Communicating and Linking
Question
answer to the following discussion questions.
Discussion Question #1: Kaplan and Norton describe the second step of the strategic management process as “Communicating and Linking.” This step allows managers to communicate their strategy up and down the organization while linking that strategy to departmental and individual objectives. Discuss the three activities that balanced scorecard users generally engage in to align employees’ individual performances with the organization’s overall strategy. Do you feel that individual performance metrics in most organizations focus on short-term more than long-term goals? If so, does this have a negative or positive impact on the overall organization? Explain your answer and provide a real-world example.
Discussion Question #2: The authors discuss a disconnect between most firm’s vision for the future and the execution of day-to-day actions of both employees and executives. To address this issue, the 25 executives at Metro Bank had to “clarify the meaning of the strategy statement.” Clarifying the strategy statement was the groundwork for creating a balanced scorecard. Do you think that your company’s mission is clear and that it is being executed in an efficient way? Discuss in what way(s) your company would benefit from clarifying the mission statement. If you feel it is clear already, have executives balanced the focus on strategic as well as financial objectives?
Discussion Question #3: Kaplan and Norton explain that in order to create a successful strategic management system, it is important that companies engage in strategic learning. What do they mean by “strategic learning?” Use a real-world example in your explanation. Explain the difference between “single-loop” learning and “double-loop” learning. The article discusses how budget reviews and other financially-based tools do not facilitate double-loop learning because they generally only use a single perspective. Can you think of ways management can use double-loop learning to manage the performance of the firm’s strategic objectives? The authors warn against managers not taking disconfirming evidence seriously. What is disconfirming evidence and why is it important?

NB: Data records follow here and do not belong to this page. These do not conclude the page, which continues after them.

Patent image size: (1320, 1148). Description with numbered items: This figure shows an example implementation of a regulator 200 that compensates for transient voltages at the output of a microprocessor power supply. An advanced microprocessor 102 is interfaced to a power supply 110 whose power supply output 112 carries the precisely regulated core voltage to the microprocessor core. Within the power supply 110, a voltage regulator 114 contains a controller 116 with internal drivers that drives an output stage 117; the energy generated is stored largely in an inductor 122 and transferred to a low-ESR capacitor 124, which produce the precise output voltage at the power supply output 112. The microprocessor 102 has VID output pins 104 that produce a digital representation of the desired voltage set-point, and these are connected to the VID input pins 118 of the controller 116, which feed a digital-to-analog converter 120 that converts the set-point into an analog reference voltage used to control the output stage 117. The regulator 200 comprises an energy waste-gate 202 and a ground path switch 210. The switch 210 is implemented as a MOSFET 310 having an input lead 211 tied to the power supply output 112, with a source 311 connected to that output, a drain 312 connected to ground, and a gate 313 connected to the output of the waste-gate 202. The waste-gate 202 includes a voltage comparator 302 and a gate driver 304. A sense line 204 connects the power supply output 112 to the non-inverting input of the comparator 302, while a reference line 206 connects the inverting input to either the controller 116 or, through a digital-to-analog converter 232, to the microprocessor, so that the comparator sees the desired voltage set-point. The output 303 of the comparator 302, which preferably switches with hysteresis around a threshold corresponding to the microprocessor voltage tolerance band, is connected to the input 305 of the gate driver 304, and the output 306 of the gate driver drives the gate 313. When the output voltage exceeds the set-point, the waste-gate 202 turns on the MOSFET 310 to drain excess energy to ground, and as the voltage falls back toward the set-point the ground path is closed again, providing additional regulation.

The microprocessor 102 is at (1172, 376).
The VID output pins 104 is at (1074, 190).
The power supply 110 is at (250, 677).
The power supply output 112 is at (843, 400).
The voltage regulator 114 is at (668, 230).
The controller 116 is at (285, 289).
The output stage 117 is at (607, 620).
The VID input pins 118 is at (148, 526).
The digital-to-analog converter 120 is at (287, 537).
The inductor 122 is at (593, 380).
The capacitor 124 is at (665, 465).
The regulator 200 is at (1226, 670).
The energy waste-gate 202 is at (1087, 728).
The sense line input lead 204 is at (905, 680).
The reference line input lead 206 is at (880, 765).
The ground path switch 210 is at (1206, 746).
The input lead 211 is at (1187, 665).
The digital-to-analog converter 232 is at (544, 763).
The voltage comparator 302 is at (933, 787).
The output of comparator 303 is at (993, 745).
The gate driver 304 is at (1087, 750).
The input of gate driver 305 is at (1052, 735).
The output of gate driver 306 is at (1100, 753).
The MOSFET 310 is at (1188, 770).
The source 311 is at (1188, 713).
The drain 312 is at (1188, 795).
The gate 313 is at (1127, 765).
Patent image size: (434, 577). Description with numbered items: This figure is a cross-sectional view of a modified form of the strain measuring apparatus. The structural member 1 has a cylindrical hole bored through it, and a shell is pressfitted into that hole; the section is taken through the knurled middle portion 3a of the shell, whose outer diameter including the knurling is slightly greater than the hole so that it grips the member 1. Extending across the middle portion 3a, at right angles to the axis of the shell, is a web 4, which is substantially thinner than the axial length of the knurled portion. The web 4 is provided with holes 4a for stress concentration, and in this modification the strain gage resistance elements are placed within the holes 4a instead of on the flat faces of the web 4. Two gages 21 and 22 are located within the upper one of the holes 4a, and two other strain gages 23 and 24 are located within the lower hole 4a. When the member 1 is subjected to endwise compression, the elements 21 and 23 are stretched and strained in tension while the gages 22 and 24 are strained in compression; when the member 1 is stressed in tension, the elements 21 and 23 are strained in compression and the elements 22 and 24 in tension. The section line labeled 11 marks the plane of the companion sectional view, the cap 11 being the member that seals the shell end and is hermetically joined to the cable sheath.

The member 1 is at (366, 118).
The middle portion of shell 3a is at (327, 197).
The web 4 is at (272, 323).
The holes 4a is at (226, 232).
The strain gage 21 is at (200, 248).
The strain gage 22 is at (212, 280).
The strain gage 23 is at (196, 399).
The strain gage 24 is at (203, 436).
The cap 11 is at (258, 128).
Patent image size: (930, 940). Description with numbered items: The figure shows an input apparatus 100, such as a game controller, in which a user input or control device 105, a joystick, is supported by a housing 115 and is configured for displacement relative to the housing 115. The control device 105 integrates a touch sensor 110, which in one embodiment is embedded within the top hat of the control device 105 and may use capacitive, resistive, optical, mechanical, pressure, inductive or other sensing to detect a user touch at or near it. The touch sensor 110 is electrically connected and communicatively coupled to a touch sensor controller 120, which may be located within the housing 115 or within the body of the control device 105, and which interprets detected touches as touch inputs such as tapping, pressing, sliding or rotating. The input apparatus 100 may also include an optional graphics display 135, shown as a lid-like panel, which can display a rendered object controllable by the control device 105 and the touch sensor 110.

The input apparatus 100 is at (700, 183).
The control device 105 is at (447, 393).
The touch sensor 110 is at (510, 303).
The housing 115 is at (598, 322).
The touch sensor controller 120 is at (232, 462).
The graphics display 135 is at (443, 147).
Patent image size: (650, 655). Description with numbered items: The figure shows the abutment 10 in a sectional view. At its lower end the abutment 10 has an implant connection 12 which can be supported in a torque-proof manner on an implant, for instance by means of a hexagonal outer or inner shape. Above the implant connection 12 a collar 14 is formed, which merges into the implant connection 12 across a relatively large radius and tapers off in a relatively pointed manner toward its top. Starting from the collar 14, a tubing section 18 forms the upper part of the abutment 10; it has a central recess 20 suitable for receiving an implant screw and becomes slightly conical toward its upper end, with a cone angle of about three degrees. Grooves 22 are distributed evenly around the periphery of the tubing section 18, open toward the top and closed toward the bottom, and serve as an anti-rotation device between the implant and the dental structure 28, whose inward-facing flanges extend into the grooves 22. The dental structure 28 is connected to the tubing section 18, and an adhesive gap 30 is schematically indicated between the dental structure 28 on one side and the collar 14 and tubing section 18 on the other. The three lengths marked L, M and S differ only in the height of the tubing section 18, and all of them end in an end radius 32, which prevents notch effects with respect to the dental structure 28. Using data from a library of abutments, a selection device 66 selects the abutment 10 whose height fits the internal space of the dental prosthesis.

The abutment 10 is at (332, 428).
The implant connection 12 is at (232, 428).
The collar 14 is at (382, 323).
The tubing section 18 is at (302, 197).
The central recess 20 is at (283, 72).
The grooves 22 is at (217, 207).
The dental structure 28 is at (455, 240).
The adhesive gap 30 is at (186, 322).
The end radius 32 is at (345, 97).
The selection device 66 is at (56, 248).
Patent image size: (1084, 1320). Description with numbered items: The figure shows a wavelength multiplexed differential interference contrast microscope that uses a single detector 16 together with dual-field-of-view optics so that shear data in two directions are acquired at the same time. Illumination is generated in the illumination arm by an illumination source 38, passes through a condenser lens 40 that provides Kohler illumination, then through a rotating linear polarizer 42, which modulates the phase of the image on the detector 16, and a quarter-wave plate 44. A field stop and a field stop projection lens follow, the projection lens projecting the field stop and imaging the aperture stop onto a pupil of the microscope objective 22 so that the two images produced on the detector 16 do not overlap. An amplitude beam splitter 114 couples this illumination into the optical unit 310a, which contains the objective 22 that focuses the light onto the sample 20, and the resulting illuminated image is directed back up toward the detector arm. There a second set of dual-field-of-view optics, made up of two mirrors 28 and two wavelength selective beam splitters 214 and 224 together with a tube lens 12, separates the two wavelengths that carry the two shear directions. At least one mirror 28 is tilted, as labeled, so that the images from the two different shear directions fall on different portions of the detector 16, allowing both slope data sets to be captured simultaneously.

Give a real-world example.
Discussion Question #4: The article discusses the differences between “intangible” and “tangible” assets. Is one more important than the other? Is one more likely to give a firm a sustainable competitive advantage? What recent social, economic, or political changes have led to this? Discuss and provide the rationale for your answer, and in doing so, be sure to provide some real-world examples of how firms have used their tangible and/or intangible assets to develop a sustainable competitive advantage.